Given the values of the observations, the estimates, and the residuals, several components of variation can be computed, such as sum of squares total = SST, sum of squares error = SSE, and sum of squares regression = SSR, which are defined as follows:

\[SST = \sum_{i=1}^{N}(y_i - \bar{y})^2\]
\[SSE = \sum_{i=1}^{N}(y_i - \hat{y}_i)^2 = \sum_{i=1}^{N}e_i^2\]
\[SSR = \sum_{i=1}^{N}(\hat{y}_i - \bar{y})^2\]

These components of variation satisfy the relation \(SST = SSE + SSR\).

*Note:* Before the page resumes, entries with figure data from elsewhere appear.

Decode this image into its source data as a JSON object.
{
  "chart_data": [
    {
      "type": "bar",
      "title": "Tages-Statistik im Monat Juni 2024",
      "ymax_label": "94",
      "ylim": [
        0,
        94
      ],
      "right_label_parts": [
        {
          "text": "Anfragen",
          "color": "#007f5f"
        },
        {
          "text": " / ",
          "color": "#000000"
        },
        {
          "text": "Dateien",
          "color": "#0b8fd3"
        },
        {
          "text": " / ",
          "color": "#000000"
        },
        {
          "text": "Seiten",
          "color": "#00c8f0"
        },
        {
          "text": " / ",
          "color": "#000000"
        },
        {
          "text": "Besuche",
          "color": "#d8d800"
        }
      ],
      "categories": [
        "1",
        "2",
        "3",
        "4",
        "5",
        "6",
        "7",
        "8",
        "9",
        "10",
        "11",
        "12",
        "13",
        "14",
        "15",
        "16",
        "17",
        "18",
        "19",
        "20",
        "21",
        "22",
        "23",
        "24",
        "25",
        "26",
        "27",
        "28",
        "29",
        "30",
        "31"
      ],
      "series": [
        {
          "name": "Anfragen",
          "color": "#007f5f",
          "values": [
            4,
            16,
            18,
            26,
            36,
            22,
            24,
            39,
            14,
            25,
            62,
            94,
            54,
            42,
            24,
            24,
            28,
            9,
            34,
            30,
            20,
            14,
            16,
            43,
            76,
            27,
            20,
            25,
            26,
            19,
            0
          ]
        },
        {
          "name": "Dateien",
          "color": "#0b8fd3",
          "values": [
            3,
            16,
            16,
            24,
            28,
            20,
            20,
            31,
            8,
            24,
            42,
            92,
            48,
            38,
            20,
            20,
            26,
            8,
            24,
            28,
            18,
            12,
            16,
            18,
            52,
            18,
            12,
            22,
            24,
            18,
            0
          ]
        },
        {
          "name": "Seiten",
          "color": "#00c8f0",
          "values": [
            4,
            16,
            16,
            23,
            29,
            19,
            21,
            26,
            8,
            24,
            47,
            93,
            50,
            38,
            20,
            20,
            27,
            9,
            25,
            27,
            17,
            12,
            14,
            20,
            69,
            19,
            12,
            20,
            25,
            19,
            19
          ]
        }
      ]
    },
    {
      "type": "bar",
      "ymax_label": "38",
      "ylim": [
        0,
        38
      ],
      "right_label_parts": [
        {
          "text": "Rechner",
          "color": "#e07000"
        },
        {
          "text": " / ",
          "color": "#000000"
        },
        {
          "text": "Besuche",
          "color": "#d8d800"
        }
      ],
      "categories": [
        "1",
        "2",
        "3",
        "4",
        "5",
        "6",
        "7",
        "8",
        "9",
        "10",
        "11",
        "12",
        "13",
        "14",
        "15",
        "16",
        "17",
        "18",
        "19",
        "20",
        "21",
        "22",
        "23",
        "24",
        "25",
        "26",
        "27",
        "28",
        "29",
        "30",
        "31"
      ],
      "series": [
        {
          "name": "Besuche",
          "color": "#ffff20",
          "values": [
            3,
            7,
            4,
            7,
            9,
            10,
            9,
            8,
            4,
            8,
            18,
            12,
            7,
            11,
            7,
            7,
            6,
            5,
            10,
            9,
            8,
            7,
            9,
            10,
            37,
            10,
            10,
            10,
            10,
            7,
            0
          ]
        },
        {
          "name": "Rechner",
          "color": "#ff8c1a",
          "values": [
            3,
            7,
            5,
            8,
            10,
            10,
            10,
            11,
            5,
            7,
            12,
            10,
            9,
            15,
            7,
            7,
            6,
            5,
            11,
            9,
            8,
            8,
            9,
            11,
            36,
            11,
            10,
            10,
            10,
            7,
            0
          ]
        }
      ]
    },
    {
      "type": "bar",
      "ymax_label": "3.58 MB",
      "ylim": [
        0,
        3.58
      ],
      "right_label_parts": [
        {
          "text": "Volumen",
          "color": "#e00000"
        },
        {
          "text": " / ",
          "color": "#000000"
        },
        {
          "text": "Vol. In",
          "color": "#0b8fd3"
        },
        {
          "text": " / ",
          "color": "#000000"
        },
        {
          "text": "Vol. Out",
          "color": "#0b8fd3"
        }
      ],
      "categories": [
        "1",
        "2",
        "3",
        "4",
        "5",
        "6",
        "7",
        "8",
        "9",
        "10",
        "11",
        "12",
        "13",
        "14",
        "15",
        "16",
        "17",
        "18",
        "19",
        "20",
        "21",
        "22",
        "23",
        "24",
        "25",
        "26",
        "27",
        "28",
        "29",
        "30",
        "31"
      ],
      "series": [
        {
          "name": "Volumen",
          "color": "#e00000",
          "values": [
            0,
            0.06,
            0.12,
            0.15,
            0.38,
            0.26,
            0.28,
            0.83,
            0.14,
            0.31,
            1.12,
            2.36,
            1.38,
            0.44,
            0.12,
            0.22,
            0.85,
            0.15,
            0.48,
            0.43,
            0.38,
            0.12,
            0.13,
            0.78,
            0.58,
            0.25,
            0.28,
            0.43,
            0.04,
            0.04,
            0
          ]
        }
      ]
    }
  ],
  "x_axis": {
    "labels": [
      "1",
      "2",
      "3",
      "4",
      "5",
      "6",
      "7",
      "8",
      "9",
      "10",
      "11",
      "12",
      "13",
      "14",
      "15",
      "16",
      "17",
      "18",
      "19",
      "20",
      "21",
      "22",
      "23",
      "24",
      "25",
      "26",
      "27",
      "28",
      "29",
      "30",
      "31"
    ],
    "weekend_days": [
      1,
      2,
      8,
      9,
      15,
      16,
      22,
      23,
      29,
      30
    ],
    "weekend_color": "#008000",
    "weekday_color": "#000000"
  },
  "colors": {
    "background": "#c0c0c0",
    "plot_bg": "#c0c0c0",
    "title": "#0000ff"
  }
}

Furthermore, it is also possible to compute the coefficient of determination = \(R^2\), the sample linear correlation = \(r_{xy}\), and the standard error of the estimate = \(s_e\), which are defined as follows:

\[R^2 = \frac{SSR}{SST}\]
\[\begin{split}r_{xy} = \left\{ \begin{array}{ll} +\sqrt{R^2} & \textrm{ if } \hat{\beta}_1 \geq 0 \\ -\sqrt{R^2} & \textrm{ if } \hat{\beta}_1 \leq 0 \end{array} \right.\end{split}\]
\[s_e = \sqrt{\frac{SSE}{N-2}}\]

Predeclared Index vcs

The linear regression functions return the values of the line coefficients in a parameter declared over the index forecasting::co declared as follows:

Set LRcoeffSet{
    Index: co;
    Definition: {
      data {
        0,      ! Intercept Coefficient of Regression Line
        1       ! Slope Coefficient of Regression Line
      }
    }
  }

Whenever one of the linear regression functions communicates back components of variations, it uses identifiers declared over the index forecasting::vcs declared as follows:

Set VariationCompSet {
    Index: vcs;
    Definition: {
       data {
           SST,       ! Sum of Squares Total
           SSE,       ! Sum of Squares Error
           SSR,       ! Sum of Squares Regression
           Rsquare,   ! Coefficient of Determination
           MultipleR, ! Sample Linear Correlation Rxy
           Se         ! Standard Error
          }
      }
    }

In order to obtain the variation components, the user will need to provide a parameter indexed over forecasting::vcs to the linear regression functions.